For the last 12 years it has even supported “laws in civil society that define marriage as the union of man and woman,” though normally loquacious bishops and other church elites decline to articulate this stance even as the nation debates it.
United Methodist liberals always assumed their church would follow American culture on sexual permissiveness, just as the church had followed on so much else across the 20th century, starting with divorce and contraception. They always consoled themselves, “If not this time, then next time!” Sounding like deterministic Marxist Hegelians, they believed history sided with sexual inclusion.
But this year in Tampa, the church once again rejected any dilution of his disapproval of homosexual practice, despite a full court lobby campaign.
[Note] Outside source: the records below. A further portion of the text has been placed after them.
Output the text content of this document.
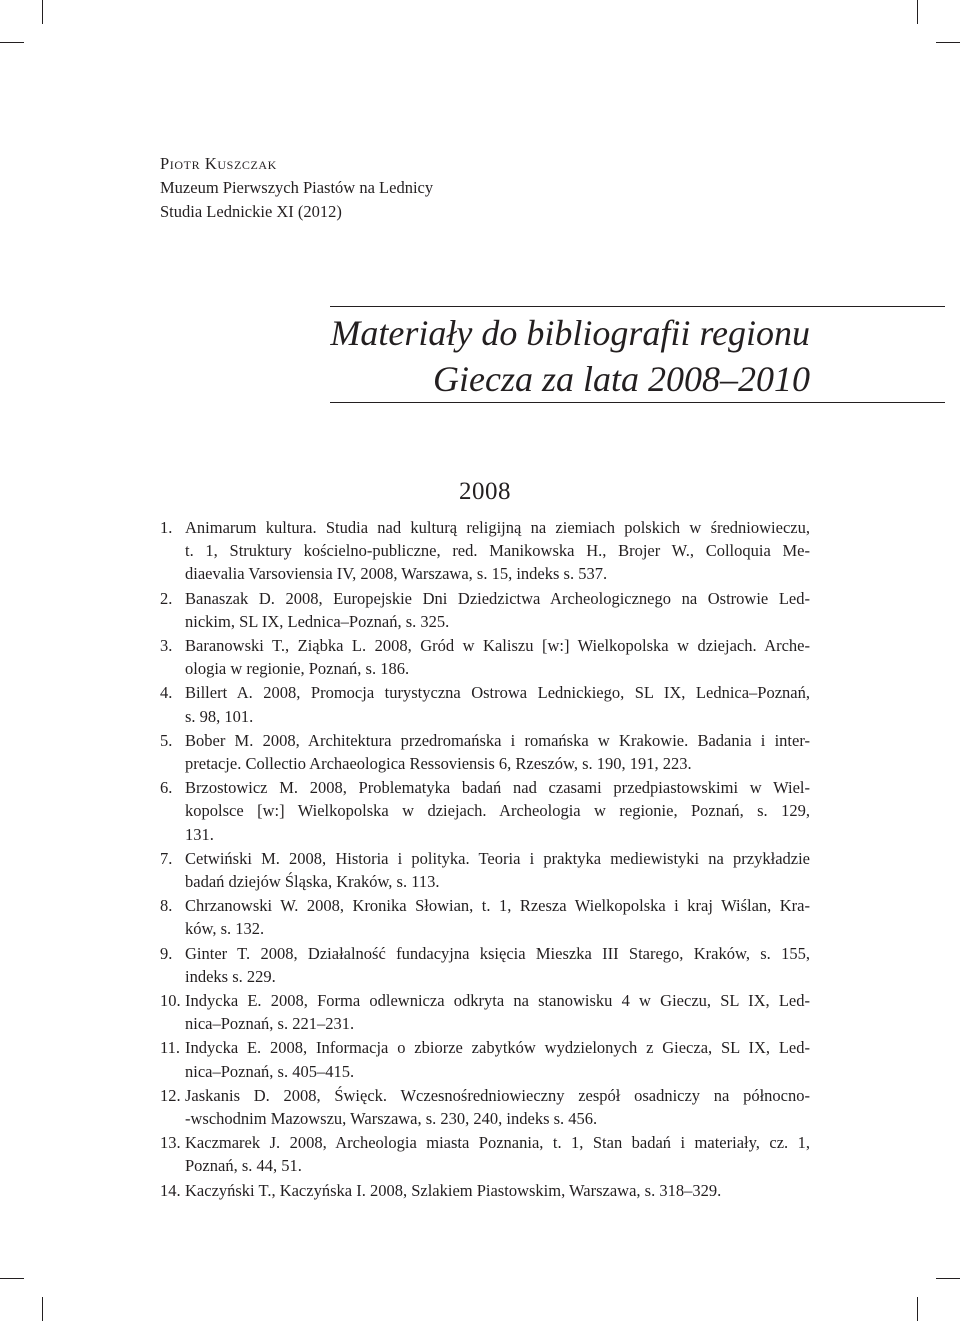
Piotr Kuszczak
Muzeum Pierwszych Piastów na Lednicy
Studia Lednickie XI (2012)
Materiały do bibliografii regionu
Giecza za lata 2008–2010
2008
1. Animarum kultura. Studia nad kulturą religijną na ziemiach polskich w średniowieczu,
t. 1, Struktury kościelno-publiczne, red. Manikowska H., Brojer W., Colloquia Me-
diaevalia Varsoviensia IV, 2008, Warszawa, s. 15, indeks s. 537.
2. Banaszak D. 2008, Europejskie Dni Dziedzictwa Archeologicznego na Ostrowie Led-
nickim, SL IX, Lednica–Poznań, s. 325.
3. Baranowski T., Ziąbka L. 2008, Gród w Kaliszu [w:] Wielkopolska w dziejach. Arche-
ologia w regionie, Poznań, s. 186.
4. Billert A. 2008, Promocja turystyczna Ostrowa Lednickiego, SL IX, Lednica–Poznań,
s. 98, 101.
5. Bober M. 2008, Architektura przedromańska i romańska w Krakowie. Badania i inter-
pretacje. Collectio Archaeologica Ressoviensis 6, Rzeszów, s. 190, 191, 223.
6. Brzostowicz M. 2008, Problematyka badań nad czasami przedpiastowskimi w Wiel-
kopolsce [w:] Wielkopolska w dziejach. Archeologia w regionie, Poznań, s. 129,
131.
7. Cetwiński M. 2008, Historia i polityka. Teoria i praktyka mediewistyki na przykładzie
badań dziejów Śląska, Kraków, s. 113.
8. Chrzanowski W. 2008, Kronika Słowian, t. 1, Rzesza Wielkopolska i kraj Wiślan, Kra-
ków, s. 132.
9. Ginter T. 2008, Działalność fundacyjna księcia Mieszka III Starego, Kraków, s. 155,
indeks s. 229.
10. Indycka E. 2008, Forma odlewnicza odkryta na stanowisku 4 w Gieczu, SL IX, Led-
nica–Poznań, s. 221–231.
11. Indycka E. 2008, Informacja o zbiorze zabytków wydzielonych z Giecza, SL IX, Led-
nica–Poznań, s. 405–415.
12. Jaskanis D. 2008, Święck. Wczesnośredniowieczny zespół osadniczy na północno-
-wschodnim Mazowszu, Warszawa, s. 230, 240, indeks s. 456.
13. Kaczmarek J. 2008, Archeologia miasta Poznania, t. 1, Stan badań i materiały, cz. 1,
Poznań, s. 44, 51.
14. Kaczyński T., Kaczyńska I. 2008, Szlakiem Piastowskim, Warszawa, s. 318–329.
Liberal caucus groups pitched a full size tent outside the Tampa Convention Center, served daily lunches to any delegates, mobilized hundreds of volunteers in rainbow stoles, and distributed a full-size daily newspaper, sometimes translated into other languages. As chronicled by the just released Forgetting How to Blush: United Methodism’s Compromise with the Sexual Revolution by the Rev. Karen Booth, pro-gay caucus groups have received hundreds of thousands of dollars from non-church philanthropies.
It was largely wasted money. A record 30 percent of delegates came from Africa this time, up from 20 percent just 4 years ago (and 10 percent 8 years ago), and they voted uniformly against any liberalization of the church’s sexual teaching. Combined with many Filipino and European delegates, plus U.S. evangelicals, who were themselves about 20 percent of the total, there was an insurmountable conservative majority on key issues.